Le modèle luxembourgeois, avec des acteurs désireux de travailler avec une clientèle plus fortunée, ne semble pas inquiété par des changements au sein de processus de distribution. «Nous travaillons de plus en plus avec des intermédiaires très spécialisés, comme des banquiers privés ou des family office, qui connaissent la valeur de nos solutions en matière d’assurance et les atouts qu’elles présentent dans une démarche de structuration ou de transmission du patrimoine, commente Nicolas Limbourg. Nos produits suscitent un grand intérêt dans le chef de cette clientèle et de leurs conseillers. Finalement, ces changements ont permis de replacer l’assurance comme un outil efficient de structuration du patrimoine et des actifs d’une clientèle internationale.»

Accompagner le changement

Si les intermédiaires en Belgique sont toujours intéressés à proposer des produits luxembourgeois à leurs clients existants, les acteurs de l’autre côté de la frontière doivent tout de même accompagner le changement. On regrettera, à cet égard, une forme de précipitation du côté des autorités belges, qui n’ont pas laissé le temps aux acteurs de terrain, et notamment aux intermédiaires, de s’adapter.

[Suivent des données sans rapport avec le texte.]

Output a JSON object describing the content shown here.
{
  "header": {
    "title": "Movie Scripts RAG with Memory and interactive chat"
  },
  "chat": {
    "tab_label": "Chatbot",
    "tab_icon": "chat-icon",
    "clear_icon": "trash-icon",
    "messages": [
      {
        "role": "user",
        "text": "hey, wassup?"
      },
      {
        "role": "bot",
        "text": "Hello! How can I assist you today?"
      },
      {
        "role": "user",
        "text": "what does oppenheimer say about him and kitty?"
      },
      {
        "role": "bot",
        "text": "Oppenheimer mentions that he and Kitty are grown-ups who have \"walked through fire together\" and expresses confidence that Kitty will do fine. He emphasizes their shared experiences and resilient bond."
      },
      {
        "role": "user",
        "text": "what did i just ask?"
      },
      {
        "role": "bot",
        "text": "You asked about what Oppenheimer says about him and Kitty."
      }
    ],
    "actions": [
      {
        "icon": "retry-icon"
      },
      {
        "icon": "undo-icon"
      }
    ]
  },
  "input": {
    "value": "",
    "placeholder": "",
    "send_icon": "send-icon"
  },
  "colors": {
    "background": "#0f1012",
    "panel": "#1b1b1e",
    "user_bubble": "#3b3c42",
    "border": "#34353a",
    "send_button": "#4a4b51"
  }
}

«Chaque acteur, en effet, doit remettre à jour l’ensemble de ses dossiers clients. Il a fallu aussi réadapter la documentation. C’est un travail documentaire et administratif considérable, pour lequel on n’a guère laissé de latitude. Même les autorités belges ont fini par admettre que les délais laissés ne permettaient pas d’assurer la transition. Pour l’ensemble des acteurs, il a fallu accompagner le mouvement, assurer une mise à jour», explique Matthieu Meyer.

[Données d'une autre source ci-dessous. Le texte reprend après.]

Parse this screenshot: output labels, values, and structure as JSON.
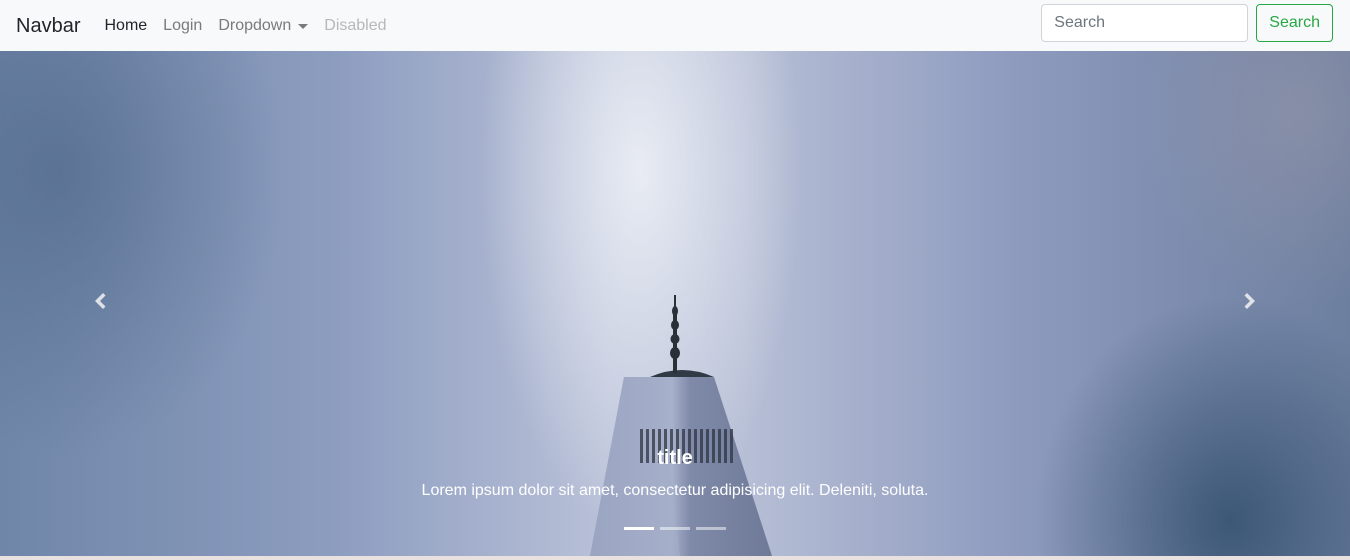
{
  "navbar": {
    "brand": "Navbar",
    "links": [
      {
        "label": "Home",
        "state": "active"
      },
      {
        "label": "Login",
        "state": "normal"
      },
      {
        "label": "Dropdown",
        "state": "normal"
      },
      {
        "label": "Disabled",
        "state": "disabled"
      }
    ],
    "search": {
      "placeholder": "Search",
      "button_label": "Search"
    }
  },
  "carousel": {
    "caption_title": "title",
    "caption_text": "Lorem ipsum dolor sit amet, consectetur adipisicing elit. Deleniti, soluta.",
    "slide_count": 3,
    "active_index": 0,
    "prev_icon": "chevron-left-icon",
    "next_icon": "chevron-right-icon"
  },
  "colors": {
    "navbar_bg": "#f8f9fa",
    "search_button": "#28a745"
  }
}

Les changements réglementaires intervenant à l’étranger font cependant partie du jeu, pour toute structure basant son modèle économique sur la distribution en libre prestation de services. «Nous sommes habitués à devoir nous adapter sans cesse. Pour pouvoir proposer nos produits dans le respect du droit de chacun des pays dans lesquels nous avons des clients, nous avons rassemblé et développé des compétences et un réel savoir-faire au niveau juridique et fiscal. C’est aussi ce qui fait un des atouts du secteur de l’assurance vie au Luxembourg», conclut Nicolas Limbourg.

Rémunération

Interdiction ou réelle transparence

Avec IMD2 (Insurance Mediation Directive), le secteur de l’assurance craint de devoir faire face à la fin de la rémunération à la commission des intermédiaires.
Les législateurs européens ont en effet tendance à privilégier la rémunération du conseil effectué par l’intermédiaire, selon des honoraires clairement établis, plutôt que sa rémunération à travers le contrat d’assurance vie. Ce qui est regrettable, aux yeux des acteurs de l’assurance, c’est que finalement les autorités auraient tendance à préférer une interdiction pure 
et simple d’une rémunération à la commission à une réelle transparence. Si celle-ci est effective, le client devrait, toujours selon les experts 
du secteur, pouvoir choisir 
la manière d’envisager 
les choses, entre commissions et honoraires au bénéfice de son conseiller en assurance.

Éviter les zones d'ombre

Twin Peaks?

David Lynch n’est pour rien dans la dénomination de ce cadre réglementaire belge. Et ce n’est probablement pas en Belgique que l’on trouvera le meurtrier de Laura Palmer… Mais alors, pourquoi Twin Peaks ? C’est le nom qui a été choisi pour qualifier le modèle bipolaire de contrôle du secteur financier 
dès 2010 chez nos voisins. 
Il est assuré par la Banque nationale, puis par le FSMA, l’autorité des contrôles des services et marchés financiers. La première exerce un contrôle visant à préserver la stabilité macro- et micro-économique du système financier. La seconde assure la surveillance des marchés et le contrôle du respect des règles de conduite que les intermédiaires doivent appliquer pour assurer le traitement honnête, équitable et professionnel de leurs clients. Twin Peaks II vient renforcer ces règles. Pour une meilleure information et plus de transparence ? C’est le but avoué. La série télévisée, elle, a toujours préservé une part de mystère.